The current calm in Downtown is upsetting when one thinks about why it is so but it is a great time to really see Downtown without the distraction of people and see the physical environment and this potential as photographic subject material. I hope people will come Downtown when the time is right and bring their cameras and share their experience.

To look is to observe

To see is to understand

To gaze is to absorb

To ponder is to seek

Comments

  1. David, as always your imagination is rich beyond what most of us will ever realize. The layering of color and structure you build your photographs with bring a depth of understanding to the visual process many artists only hope to achieve. I love your work and am so glad that you continue to indulge us with delights from your world.

  2. Awesome digital artwork! So enjoyed viewing all of these works. Knoxville is a great subject and you capture it beautifully! Thank you for sharing your talents with us.

  3. Jane Austin Albright says

    David is indeed creative. As architect remodeling our church sanctuary years ago, he reversed the whole plan. Altar at old entrance; entrance inside church. Brilliant!

  4. Tom Grace says

    David, great photos of downtown Knoxville! I really enjoyed watching all 3 videos. I do find it a bit interesting that one of the oldest and more significant buildings in downtown did not make any of the videos! Please think about this and let me know if you can identify the building I am referring too? Thank you and I look forward to the comments.

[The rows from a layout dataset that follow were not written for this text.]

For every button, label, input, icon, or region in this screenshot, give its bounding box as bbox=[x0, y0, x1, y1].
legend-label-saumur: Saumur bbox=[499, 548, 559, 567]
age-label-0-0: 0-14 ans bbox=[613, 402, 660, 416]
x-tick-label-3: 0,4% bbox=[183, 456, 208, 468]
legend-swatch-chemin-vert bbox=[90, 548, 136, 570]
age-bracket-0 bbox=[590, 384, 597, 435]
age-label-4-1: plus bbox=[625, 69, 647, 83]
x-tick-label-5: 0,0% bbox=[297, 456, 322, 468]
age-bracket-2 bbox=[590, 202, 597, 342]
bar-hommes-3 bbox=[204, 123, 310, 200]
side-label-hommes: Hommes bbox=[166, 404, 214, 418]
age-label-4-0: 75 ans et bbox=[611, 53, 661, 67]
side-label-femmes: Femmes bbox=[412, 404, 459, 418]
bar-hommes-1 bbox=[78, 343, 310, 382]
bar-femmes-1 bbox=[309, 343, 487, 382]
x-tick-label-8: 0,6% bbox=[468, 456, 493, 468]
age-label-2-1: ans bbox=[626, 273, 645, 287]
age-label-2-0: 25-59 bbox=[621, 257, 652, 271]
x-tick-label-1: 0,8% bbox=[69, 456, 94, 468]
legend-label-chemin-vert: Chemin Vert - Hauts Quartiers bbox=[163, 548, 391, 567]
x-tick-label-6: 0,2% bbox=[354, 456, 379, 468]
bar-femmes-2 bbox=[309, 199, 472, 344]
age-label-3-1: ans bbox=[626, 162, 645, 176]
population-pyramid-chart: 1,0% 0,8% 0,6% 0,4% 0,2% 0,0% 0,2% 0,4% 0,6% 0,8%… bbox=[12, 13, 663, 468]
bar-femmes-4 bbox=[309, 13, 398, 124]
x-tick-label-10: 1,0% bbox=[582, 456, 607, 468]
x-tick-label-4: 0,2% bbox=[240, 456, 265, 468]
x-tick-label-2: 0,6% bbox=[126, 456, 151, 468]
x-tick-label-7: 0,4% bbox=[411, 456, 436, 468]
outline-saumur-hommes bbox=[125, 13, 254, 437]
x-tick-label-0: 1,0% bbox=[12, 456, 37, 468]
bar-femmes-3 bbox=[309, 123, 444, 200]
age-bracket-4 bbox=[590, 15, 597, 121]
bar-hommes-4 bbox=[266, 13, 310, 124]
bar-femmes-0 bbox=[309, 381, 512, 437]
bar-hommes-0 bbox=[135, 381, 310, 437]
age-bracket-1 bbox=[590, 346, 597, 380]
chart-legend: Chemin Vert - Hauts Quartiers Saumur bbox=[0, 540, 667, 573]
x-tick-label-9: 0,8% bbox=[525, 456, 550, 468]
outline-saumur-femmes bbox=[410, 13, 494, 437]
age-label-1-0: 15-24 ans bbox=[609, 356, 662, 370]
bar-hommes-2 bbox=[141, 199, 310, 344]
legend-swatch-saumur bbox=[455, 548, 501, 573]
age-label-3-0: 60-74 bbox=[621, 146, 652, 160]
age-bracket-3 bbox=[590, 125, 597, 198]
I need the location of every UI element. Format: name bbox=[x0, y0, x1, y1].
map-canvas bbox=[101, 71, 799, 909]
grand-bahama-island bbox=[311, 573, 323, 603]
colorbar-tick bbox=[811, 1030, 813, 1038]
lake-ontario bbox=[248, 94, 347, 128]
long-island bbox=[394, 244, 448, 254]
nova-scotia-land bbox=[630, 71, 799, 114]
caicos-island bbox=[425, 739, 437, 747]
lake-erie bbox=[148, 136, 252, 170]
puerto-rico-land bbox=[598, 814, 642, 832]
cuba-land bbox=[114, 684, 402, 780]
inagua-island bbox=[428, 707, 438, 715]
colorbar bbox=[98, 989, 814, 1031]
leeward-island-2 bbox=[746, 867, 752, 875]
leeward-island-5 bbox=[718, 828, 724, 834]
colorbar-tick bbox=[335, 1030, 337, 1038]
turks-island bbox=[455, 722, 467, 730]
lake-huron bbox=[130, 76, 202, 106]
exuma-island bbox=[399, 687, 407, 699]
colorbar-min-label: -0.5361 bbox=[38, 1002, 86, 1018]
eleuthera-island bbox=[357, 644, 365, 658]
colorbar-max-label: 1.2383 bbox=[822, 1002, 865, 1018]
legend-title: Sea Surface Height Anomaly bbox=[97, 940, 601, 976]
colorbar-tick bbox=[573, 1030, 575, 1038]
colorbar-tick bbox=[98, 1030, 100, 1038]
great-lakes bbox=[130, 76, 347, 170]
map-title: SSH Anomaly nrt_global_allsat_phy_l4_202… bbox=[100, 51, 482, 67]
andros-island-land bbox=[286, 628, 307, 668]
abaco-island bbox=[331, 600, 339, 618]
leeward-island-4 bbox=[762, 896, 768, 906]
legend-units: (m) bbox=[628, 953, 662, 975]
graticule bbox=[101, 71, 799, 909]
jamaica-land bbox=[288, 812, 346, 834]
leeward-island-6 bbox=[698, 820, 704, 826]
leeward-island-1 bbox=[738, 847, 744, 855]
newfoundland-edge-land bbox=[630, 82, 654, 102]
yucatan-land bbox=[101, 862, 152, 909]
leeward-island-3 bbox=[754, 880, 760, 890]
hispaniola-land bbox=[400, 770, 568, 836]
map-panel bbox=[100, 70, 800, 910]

    • KnoxvilleUrbanGuy says

      Well played. 🙂 His father worked in that building for many years, so I suspect he knows the building. It would make for a great series of shots.

      • David Denton says

        I assume you are speaking of the Medical Arts Building. My father and his 2 partners opened a dental office in that building on the 10th floor after the war. One of his partners was quite well to do and they hired a designer from Marshall Fields in Chicago to design a very special office. It was a very strange combination of art deco and gothic revival with lots of leaded glass, marble columns etc. As a kid I found it rather old fashion and a bit embarrassing and couldn’t understand why my father couldn’t have a modern new office. Later I came to realize what extraordinary place it had been but heard that it had been torn out. When I moved back to Knoxville I was telling a local architect about this and he said that he had written the application for historic designation and that he believed all of the artifacts from my father’s office were put in storage in the basement. Amazingly it was true.The developer who did an excellent job of remodeling took the artifacts from his office and distributed them throughout the building in the new condo units. Some of the artifacts are still on display in the show window on the side of the building. One of the beautiful pointed gothic doors is in the flower shop on the corner. You ask a good question why have I not photographed that building. I don’t know the answer to that but I will get on it. It’s a beautiful building.

  5. Tray Rivera says

    Ninety-eight percent of David Denton’s art reveals the ordinary touched by fabulousness. His art makes us re-see the world.

  6. Tom Grace says

    Correct! It is the Medical Arts Building that I was referring too and thank you for the kind words on the redevelopment. I, along with my brother, Michael were the developers to convert the building to apartments for rent. It has been a very successful transformation of the property to residential. We did try to reuse as much of the original artifacts that we could to maintain much of the historical character of the building. In fact, several of the common corridors are exactly as they were designed and built almost 100 years ago. I look forward to seeing your next set of photos!

  7. tthurman says

    Amazing work, thanks for sharing!